O Ferrari Hypersail dispensa rodas, não recorre a qualquer motor de combustão e não tem a menor vocação para o asfalto. A razão é simples: estamos perante um iate de 100 pés (cerca de 30,5 metros) concebido para “voar” sobre o oceano - no sentido mais literal possível.
Ferrari Hypersail: monohull de 100 pés com foils para elevar-se acima da água
De acordo com a Ferrari, trata-se do primeiro monohull desta dimensão a adoptar um sistema de foils (hidrofoles) capaz de o fazer elevar-se acima da água e avançar com apenas três pontos de contacto.
Um desses pontos está localizado na quilha móvel; os outros dois ajustam-se em função do rumo e da intensidade do vento, alterando a configuração de apoio conforme as condições no mar. O Ferrari Hypersail foi desenhado por Guillaume Verdier e conta com Giovanni Soldini como timoneiro do projeto.

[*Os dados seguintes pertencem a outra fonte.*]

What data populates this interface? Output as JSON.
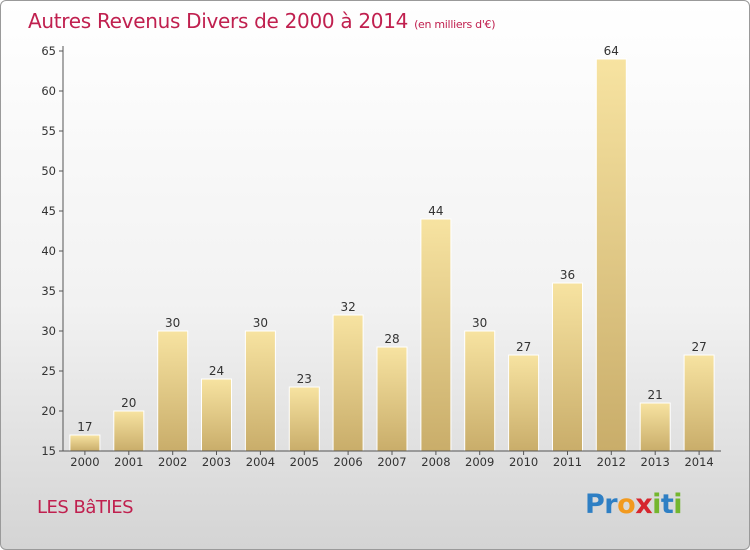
{
  "page": {
    "title": "Autres Revenus Divers de 2000 à 2014",
    "title_unit": "(en milliers d'€)",
    "location": "LES BâTIES",
    "logo_letters": [
      {
        "ch": "P",
        "color": "#2e7fc4"
      },
      {
        "ch": "r",
        "color": "#2e7fc4"
      },
      {
        "ch": "o",
        "color": "#f29a1f"
      },
      {
        "ch": "x",
        "color": "#d6262e"
      },
      {
        "ch": "i",
        "color": "#74b62e"
      },
      {
        "ch": "t",
        "color": "#2e7fc4"
      },
      {
        "ch": "i",
        "color": "#74b62e"
      }
    ]
  },
  "chart_data": {
    "type": "bar",
    "title": "Autres Revenus Divers de 2000 à 2014",
    "unit_label": "(en milliers d'€)",
    "categories": [
      "2000",
      "2001",
      "2002",
      "2003",
      "2004",
      "2005",
      "2006",
      "2007",
      "2008",
      "2009",
      "2010",
      "2011",
      "2012",
      "2013",
      "2014"
    ],
    "values": [
      17,
      20,
      30,
      24,
      30,
      23,
      32,
      28,
      44,
      30,
      27,
      36,
      64,
      21,
      27
    ],
    "ylim": [
      15,
      65
    ],
    "yticks": [
      15,
      20,
      25,
      30,
      35,
      40,
      45,
      50,
      55,
      60,
      65
    ],
    "grid": false,
    "legend": "none",
    "colors": {
      "bar_light": "#f7e3a1",
      "bar_dark": "#c9ad6a",
      "bar_edge": "#ffffff",
      "axis": "#555555",
      "title": "#c0204f"
    }
  }
}
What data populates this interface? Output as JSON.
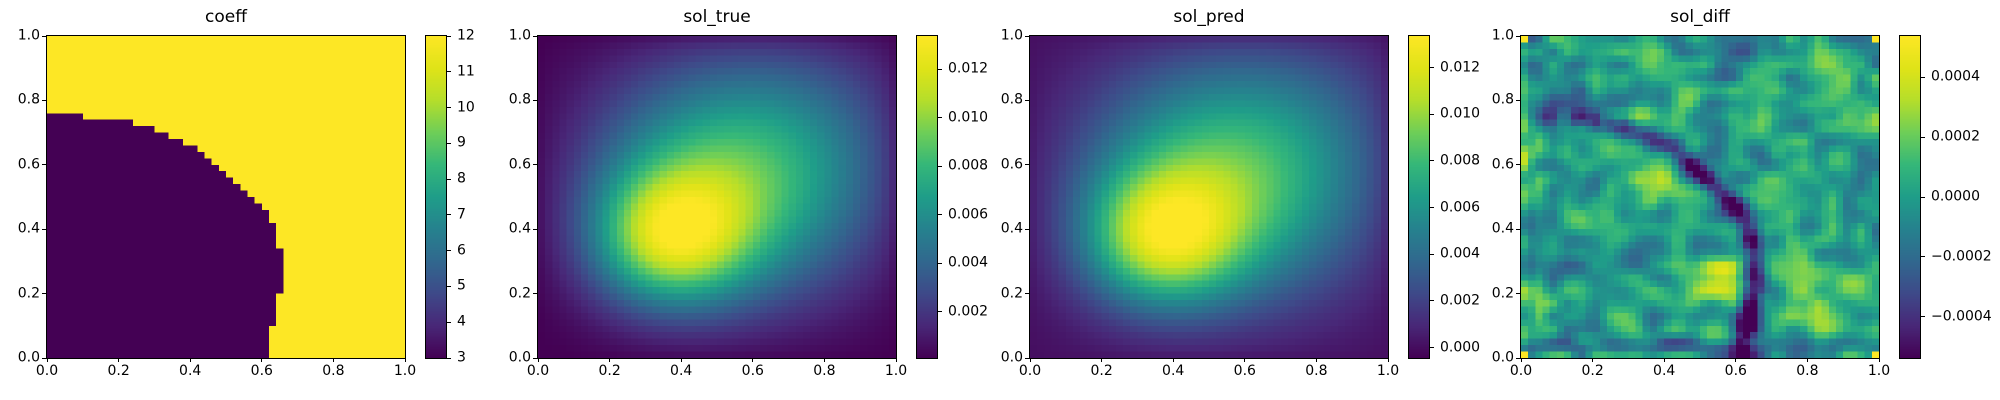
{
  "figure": {
    "background_color": "#ffffff",
    "text_color": "#000000"
  },
  "appearance": {
    "colormap_name": "viridis",
    "viridis_stops": [
      {
        "t": 0.0,
        "hex": "#440154"
      },
      {
        "t": 0.1,
        "hex": "#482878"
      },
      {
        "t": 0.2,
        "hex": "#3e4a89"
      },
      {
        "t": 0.3,
        "hex": "#31688e"
      },
      {
        "t": 0.4,
        "hex": "#26828e"
      },
      {
        "t": 0.5,
        "hex": "#1f9e89"
      },
      {
        "t": 0.6,
        "hex": "#35b779"
      },
      {
        "t": 0.7,
        "hex": "#6ece58"
      },
      {
        "t": 0.8,
        "hex": "#b5de2b"
      },
      {
        "t": 0.9,
        "hex": "#dfe318"
      },
      {
        "t": 1.0,
        "hex": "#fde725"
      }
    ],
    "spine_color": "#000000"
  },
  "chart_data": [
    {
      "type": "heatmap",
      "title": "coeff",
      "grid_n": 50,
      "x_range": [
        0,
        1
      ],
      "y_range": [
        0,
        1
      ],
      "x_ticks": {
        "values": [
          0.0,
          0.2,
          0.4,
          0.6,
          0.8,
          1.0
        ],
        "labels": [
          "0.0",
          "0.2",
          "0.4",
          "0.6",
          "0.8",
          "1.0"
        ]
      },
      "y_ticks": {
        "values": [
          0.0,
          0.2,
          0.4,
          0.6,
          0.8,
          1.0
        ],
        "labels": [
          "0.0",
          "0.2",
          "0.4",
          "0.6",
          "0.8",
          "1.0"
        ]
      },
      "colorbar": {
        "vmin": 3,
        "vmax": 12,
        "tick_values": [
          3,
          4,
          5,
          6,
          7,
          8,
          9,
          10,
          11,
          12
        ],
        "tick_labels": [
          "3",
          "4",
          "5",
          "6",
          "7",
          "8",
          "9",
          "10",
          "11",
          "12"
        ]
      },
      "field": {
        "model": "two_level_region",
        "inside_value": 3,
        "outside_value": 12,
        "boundary_x_of_y": [
          [
            0.0,
            0.615
          ],
          [
            0.04,
            0.618
          ],
          [
            0.08,
            0.625
          ],
          [
            0.12,
            0.635
          ],
          [
            0.16,
            0.645
          ],
          [
            0.2,
            0.648
          ],
          [
            0.215,
            0.66
          ],
          [
            0.245,
            0.66
          ],
          [
            0.26,
            0.655
          ],
          [
            0.32,
            0.655
          ],
          [
            0.36,
            0.648
          ],
          [
            0.4,
            0.638
          ],
          [
            0.43,
            0.625
          ],
          [
            0.46,
            0.605
          ],
          [
            0.5,
            0.568
          ],
          [
            0.54,
            0.535
          ],
          [
            0.58,
            0.497
          ],
          [
            0.62,
            0.455
          ],
          [
            0.65,
            0.425
          ],
          [
            0.68,
            0.368
          ],
          [
            0.7,
            0.33
          ],
          [
            0.72,
            0.283
          ],
          [
            0.735,
            0.215
          ],
          [
            0.745,
            0.15
          ],
          [
            0.752,
            0.08
          ],
          [
            0.756,
            0.0
          ]
        ]
      }
    },
    {
      "type": "heatmap",
      "title": "sol_true",
      "grid_n": 50,
      "x_range": [
        0,
        1
      ],
      "y_range": [
        0,
        1
      ],
      "x_ticks": {
        "values": [
          0.0,
          0.2,
          0.4,
          0.6,
          0.8,
          1.0
        ],
        "labels": [
          "0.0",
          "0.2",
          "0.4",
          "0.6",
          "0.8",
          "1.0"
        ]
      },
      "y_ticks": {
        "values": [
          0.0,
          0.2,
          0.4,
          0.6,
          0.8,
          1.0
        ],
        "labels": [
          "0.0",
          "0.2",
          "0.4",
          "0.6",
          "0.8",
          "1.0"
        ]
      },
      "colorbar": {
        "vmin": 0.0001,
        "vmax": 0.01337,
        "tick_values": [
          0.002,
          0.004,
          0.006,
          0.008,
          0.01,
          0.012
        ],
        "tick_labels": [
          "0.002",
          "0.004",
          "0.006",
          "0.008",
          "0.010",
          "0.012"
        ]
      },
      "field": {
        "model": "gaussian_sum",
        "boundary_decay_exponent": 0.3,
        "peak_location": [
          0.36,
          0.37
        ],
        "gaussians": [
          {
            "amp": 0.009,
            "cx": 0.36,
            "cy": 0.365,
            "sx": 0.155,
            "sy": 0.15
          },
          {
            "amp": 0.0052,
            "cx": 0.52,
            "cy": 0.52,
            "sx": 0.28,
            "sy": 0.26
          },
          {
            "amp": 0.0045,
            "cx": 0.72,
            "cy": 0.68,
            "sx": 0.36,
            "sy": 0.32
          }
        ]
      }
    },
    {
      "type": "heatmap",
      "title": "sol_pred",
      "grid_n": 50,
      "x_range": [
        0,
        1
      ],
      "y_range": [
        0,
        1
      ],
      "x_ticks": {
        "values": [
          0.0,
          0.2,
          0.4,
          0.6,
          0.8,
          1.0
        ],
        "labels": [
          "0.0",
          "0.2",
          "0.4",
          "0.6",
          "0.8",
          "1.0"
        ]
      },
      "y_ticks": {
        "values": [
          0.0,
          0.2,
          0.4,
          0.6,
          0.8,
          1.0
        ],
        "labels": [
          "0.0",
          "0.2",
          "0.4",
          "0.6",
          "0.8",
          "1.0"
        ]
      },
      "colorbar": {
        "vmin": -0.00045,
        "vmax": 0.01335,
        "tick_values": [
          0.0,
          0.002,
          0.004,
          0.006,
          0.008,
          0.01,
          0.012
        ],
        "tick_labels": [
          "0.000",
          "0.002",
          "0.004",
          "0.006",
          "0.008",
          "0.010",
          "0.012"
        ]
      },
      "field": {
        "model": "gaussian_sum",
        "boundary_decay_exponent": 0.3,
        "peak_location": [
          0.36,
          0.37
        ],
        "gaussians": [
          {
            "amp": 0.009,
            "cx": 0.36,
            "cy": 0.365,
            "sx": 0.155,
            "sy": 0.15
          },
          {
            "amp": 0.0052,
            "cx": 0.52,
            "cy": 0.52,
            "sx": 0.28,
            "sy": 0.26
          },
          {
            "amp": 0.0045,
            "cx": 0.72,
            "cy": 0.68,
            "sx": 0.36,
            "sy": 0.32
          }
        ]
      }
    },
    {
      "type": "heatmap",
      "title": "sol_diff",
      "grid_n": 50,
      "x_range": [
        0,
        1
      ],
      "y_range": [
        0,
        1
      ],
      "x_ticks": {
        "values": [
          0.0,
          0.2,
          0.4,
          0.6,
          0.8,
          1.0
        ],
        "labels": [
          "0.0",
          "0.2",
          "0.4",
          "0.6",
          "0.8",
          "1.0"
        ]
      },
      "y_ticks": {
        "values": [
          0.0,
          0.2,
          0.4,
          0.6,
          0.8,
          1.0
        ],
        "labels": [
          "0.0",
          "0.2",
          "0.4",
          "0.6",
          "0.8",
          "1.0"
        ]
      },
      "colorbar": {
        "vmin": -0.000537,
        "vmax": 0.000537,
        "tick_values": [
          0.0004,
          0.0002,
          0.0,
          -0.0002,
          -0.0004
        ],
        "tick_labels": [
          "0.0004",
          "0.0002",
          "0.0000",
          "−0.0002",
          "−0.0004"
        ]
      },
      "field": {
        "model": "noise_ridge",
        "noise_seed": 7,
        "noise_amp": 0.00032,
        "noise_grid": 26,
        "ridge": {
          "amp": -0.00055,
          "width": 0.032,
          "along": "coeff_boundary"
        },
        "blobs": [
          {
            "x": 0.37,
            "y": 0.545,
            "amp": 0.0004,
            "sigma": 0.05
          },
          {
            "x": 0.55,
            "y": 0.24,
            "amp": 0.00048,
            "sigma": 0.048
          },
          {
            "x": 0.35,
            "y": 0.765,
            "amp": 0.00028,
            "sigma": 0.035
          },
          {
            "x": 0.86,
            "y": 0.14,
            "amp": 0.00022,
            "sigma": 0.07
          },
          {
            "x": 0.13,
            "y": 0.82,
            "amp": -0.0002,
            "sigma": 0.07
          },
          {
            "x": 0.67,
            "y": 0.93,
            "amp": -0.00013,
            "sigma": 0.06
          },
          {
            "x": 0.05,
            "y": 0.35,
            "amp": -0.00012,
            "sigma": 0.08
          }
        ],
        "corner_value": 0.00055,
        "bottom_band": {
          "y_center": 0.035,
          "sigma": 0.025,
          "amp": -0.00025
        },
        "left_edge_amp": 0.00012
      }
    }
  ]
}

“O espírito dos nossos hipercarros, mas no mar”
A ambição por trás do Hypersail foi resumida por John Elkann, presidente da marca: “O Hypersail desafia os nossos limites e leva a inovação da Ferrari para horizontes completamente novos. É o espírito dos nossos hipercarros, mas no mar.”
Com esta declaração, fica claro que não se trata de um Ferrari feito para passeios tranquilos. O objetivo é desempenho e robustez: uma verdadeira máquina de resistência oceânica, com provas marcadas para 2026.
Sem paragens para reabastecimento e com energia gerada a bordo
Quando comparado com os modelos de asfalto - incluindo os que venceram as 24 Horas de Le Mans pela terceira vez consecutiva - o ponto de viragem está na autonomia operacional: o Hypersail não depende de paragens para reabastecimento.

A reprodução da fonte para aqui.